Tendo por objetivo relacionar os processos de segregação sócio-espacial com o
de descentralização das atividades econômicas, percebe-se a necessidade de se ater um
pouco aos conceitos de centro, centralidade e nos processos de centralização e
descentralização no bojo do desenvolvimento da acumulação capitalista.
Kossmann e Ribeiro (1984) comentam que, no caso do Rio de Janeiro, na década
de 1930 e mais intensamente na década de 1940, o quadro de centralização começa
mudar na cidade carioca, passando para progressiva descentralização, tomando após a
década de 1950 a forma de subcentros. Alguns bairros que atraiam significativas
parcelas de estabelecimentos comerciais e de serviços que, até então, estavam limitados
ao centro da cidade. Esta segunda maneira de expressar os conceitos de centro e
centralidade ocorre a partir da noção de estruturação urbana. Este, mais dinâmico e
expressando um processo, compreende a importância dos fluxos que se encontram em
movimento no território. Considera a centralidade a partir dos fluxos que gera, seja de
pessoas, de automóveis, de capitais, de decisões, de informações e mercadorias.

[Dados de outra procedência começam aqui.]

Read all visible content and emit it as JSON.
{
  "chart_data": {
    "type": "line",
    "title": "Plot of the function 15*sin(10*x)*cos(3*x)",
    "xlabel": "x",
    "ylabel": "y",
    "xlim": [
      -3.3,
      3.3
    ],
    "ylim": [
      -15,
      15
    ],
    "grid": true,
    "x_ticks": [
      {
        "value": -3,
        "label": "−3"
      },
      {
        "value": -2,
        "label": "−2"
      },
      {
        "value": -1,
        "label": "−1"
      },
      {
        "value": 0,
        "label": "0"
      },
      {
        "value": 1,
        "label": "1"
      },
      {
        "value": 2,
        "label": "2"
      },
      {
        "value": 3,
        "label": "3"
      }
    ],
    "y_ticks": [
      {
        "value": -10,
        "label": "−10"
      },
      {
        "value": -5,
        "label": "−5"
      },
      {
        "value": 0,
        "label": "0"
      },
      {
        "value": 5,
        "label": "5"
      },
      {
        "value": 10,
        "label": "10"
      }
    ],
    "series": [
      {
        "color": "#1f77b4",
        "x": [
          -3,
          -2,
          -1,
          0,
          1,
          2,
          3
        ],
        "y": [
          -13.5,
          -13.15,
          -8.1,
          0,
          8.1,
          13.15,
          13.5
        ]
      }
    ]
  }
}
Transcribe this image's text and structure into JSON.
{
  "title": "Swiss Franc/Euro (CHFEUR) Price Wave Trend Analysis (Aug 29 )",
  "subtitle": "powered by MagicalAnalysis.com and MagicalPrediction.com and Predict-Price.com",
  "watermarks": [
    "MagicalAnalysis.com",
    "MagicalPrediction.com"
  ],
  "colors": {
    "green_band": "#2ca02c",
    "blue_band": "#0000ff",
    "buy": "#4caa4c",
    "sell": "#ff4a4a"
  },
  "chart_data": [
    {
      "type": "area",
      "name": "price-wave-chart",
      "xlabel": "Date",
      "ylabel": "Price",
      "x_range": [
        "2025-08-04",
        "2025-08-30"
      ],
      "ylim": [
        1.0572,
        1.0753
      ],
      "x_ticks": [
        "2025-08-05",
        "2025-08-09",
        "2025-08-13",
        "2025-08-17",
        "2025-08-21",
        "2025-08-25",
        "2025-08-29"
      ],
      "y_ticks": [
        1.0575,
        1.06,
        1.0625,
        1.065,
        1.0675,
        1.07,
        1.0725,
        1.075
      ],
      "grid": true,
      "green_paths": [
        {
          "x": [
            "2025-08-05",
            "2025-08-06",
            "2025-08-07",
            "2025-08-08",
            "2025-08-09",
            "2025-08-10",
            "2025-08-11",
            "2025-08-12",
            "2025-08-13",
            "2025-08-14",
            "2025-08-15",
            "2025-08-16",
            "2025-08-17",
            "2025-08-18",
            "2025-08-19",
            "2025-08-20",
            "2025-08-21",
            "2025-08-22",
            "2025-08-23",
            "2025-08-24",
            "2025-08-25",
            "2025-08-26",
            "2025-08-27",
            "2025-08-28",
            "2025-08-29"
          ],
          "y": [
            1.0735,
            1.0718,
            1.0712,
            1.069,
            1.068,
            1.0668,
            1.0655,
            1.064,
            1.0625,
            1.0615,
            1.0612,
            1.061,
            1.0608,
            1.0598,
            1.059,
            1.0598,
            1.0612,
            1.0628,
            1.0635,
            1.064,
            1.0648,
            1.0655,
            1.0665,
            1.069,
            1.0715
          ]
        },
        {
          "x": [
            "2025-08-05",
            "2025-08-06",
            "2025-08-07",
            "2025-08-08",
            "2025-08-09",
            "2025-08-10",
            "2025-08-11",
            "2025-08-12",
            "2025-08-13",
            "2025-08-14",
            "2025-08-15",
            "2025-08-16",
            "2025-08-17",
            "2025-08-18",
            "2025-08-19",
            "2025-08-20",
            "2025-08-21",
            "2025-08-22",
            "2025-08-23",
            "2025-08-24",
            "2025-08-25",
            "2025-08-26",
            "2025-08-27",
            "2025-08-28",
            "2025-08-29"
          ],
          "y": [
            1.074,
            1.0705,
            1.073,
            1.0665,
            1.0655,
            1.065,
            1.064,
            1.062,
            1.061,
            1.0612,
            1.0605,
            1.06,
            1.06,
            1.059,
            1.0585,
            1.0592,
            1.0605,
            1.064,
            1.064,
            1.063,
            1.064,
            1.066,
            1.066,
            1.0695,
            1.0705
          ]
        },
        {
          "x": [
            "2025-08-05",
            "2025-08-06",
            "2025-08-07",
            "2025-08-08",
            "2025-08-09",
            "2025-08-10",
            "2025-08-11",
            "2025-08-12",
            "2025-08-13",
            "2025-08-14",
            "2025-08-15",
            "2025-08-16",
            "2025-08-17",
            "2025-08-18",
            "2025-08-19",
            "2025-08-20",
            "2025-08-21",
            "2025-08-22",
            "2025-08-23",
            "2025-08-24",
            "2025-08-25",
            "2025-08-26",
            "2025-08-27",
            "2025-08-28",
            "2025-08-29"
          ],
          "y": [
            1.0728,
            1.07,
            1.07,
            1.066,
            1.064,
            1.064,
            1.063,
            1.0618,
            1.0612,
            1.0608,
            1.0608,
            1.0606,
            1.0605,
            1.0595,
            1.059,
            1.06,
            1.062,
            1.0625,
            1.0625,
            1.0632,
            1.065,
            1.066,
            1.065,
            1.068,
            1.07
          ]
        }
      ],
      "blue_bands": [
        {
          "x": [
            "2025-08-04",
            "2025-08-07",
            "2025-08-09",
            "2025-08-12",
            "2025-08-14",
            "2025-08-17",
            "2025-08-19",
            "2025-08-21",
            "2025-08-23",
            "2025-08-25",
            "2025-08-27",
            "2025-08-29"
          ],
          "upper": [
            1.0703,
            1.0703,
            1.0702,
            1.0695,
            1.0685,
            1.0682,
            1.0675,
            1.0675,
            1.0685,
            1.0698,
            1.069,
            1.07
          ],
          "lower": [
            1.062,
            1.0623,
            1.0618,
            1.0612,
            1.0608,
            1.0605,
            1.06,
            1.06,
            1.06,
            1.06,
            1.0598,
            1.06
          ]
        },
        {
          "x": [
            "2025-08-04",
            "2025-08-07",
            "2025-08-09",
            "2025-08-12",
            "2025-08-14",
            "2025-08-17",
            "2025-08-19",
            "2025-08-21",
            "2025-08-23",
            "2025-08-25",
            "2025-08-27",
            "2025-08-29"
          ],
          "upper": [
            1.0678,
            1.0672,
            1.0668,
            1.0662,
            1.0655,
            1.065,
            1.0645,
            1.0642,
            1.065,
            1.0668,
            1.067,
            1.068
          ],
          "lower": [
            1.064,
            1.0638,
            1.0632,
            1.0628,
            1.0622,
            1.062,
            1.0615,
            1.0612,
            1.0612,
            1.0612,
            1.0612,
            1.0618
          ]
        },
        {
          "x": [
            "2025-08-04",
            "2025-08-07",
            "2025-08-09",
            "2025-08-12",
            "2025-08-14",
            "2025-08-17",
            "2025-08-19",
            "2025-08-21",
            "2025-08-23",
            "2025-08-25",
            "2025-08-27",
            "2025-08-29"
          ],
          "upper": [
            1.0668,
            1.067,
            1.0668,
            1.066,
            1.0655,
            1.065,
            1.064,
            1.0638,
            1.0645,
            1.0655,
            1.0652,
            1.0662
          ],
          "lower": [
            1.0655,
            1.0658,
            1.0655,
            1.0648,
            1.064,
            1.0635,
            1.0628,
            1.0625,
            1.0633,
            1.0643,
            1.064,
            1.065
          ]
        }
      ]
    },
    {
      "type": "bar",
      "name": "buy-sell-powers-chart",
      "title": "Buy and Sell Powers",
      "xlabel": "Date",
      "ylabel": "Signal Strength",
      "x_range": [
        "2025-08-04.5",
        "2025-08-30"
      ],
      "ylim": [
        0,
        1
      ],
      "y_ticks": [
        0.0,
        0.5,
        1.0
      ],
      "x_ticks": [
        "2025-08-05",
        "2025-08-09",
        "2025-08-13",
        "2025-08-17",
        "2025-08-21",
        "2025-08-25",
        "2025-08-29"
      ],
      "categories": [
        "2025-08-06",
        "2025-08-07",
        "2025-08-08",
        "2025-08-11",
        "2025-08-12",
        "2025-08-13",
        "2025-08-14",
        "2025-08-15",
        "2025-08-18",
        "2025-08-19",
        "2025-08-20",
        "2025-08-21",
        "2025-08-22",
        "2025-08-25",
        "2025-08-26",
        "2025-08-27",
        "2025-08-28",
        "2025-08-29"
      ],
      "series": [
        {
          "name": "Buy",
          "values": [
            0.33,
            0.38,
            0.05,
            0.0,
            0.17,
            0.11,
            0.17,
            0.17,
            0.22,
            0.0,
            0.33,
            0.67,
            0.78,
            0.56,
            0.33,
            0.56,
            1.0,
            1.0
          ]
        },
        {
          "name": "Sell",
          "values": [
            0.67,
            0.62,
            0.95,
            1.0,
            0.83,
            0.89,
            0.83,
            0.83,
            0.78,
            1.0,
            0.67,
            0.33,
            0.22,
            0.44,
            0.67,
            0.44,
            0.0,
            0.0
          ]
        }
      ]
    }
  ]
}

Nesta conformação espacial com o processo de descentralização e dispersão,
observou-se também o espraiamento urbano. De acordo com Tourinho (2007), o centro
perdeu centralidade para novas áreas, porém, não perdeu a sua centralidade, continua
sendo Centro não apenas em sentido operativo e funcional, mas também por aspectos
simbólicos e formais, além de funcionais. Ainda, o centro, e as demais áreas
polarizadoras constituem o mesmo sistema por causa do crescimento da cidade de forma
contínua e interligada, portanto, são complementares. Neste contexto, centralidade
identifica um espaço urbano que pode conter em si condições necessárias para
existência de concentração de fluxos diversos (riquezas, decisões, pessoas, bens).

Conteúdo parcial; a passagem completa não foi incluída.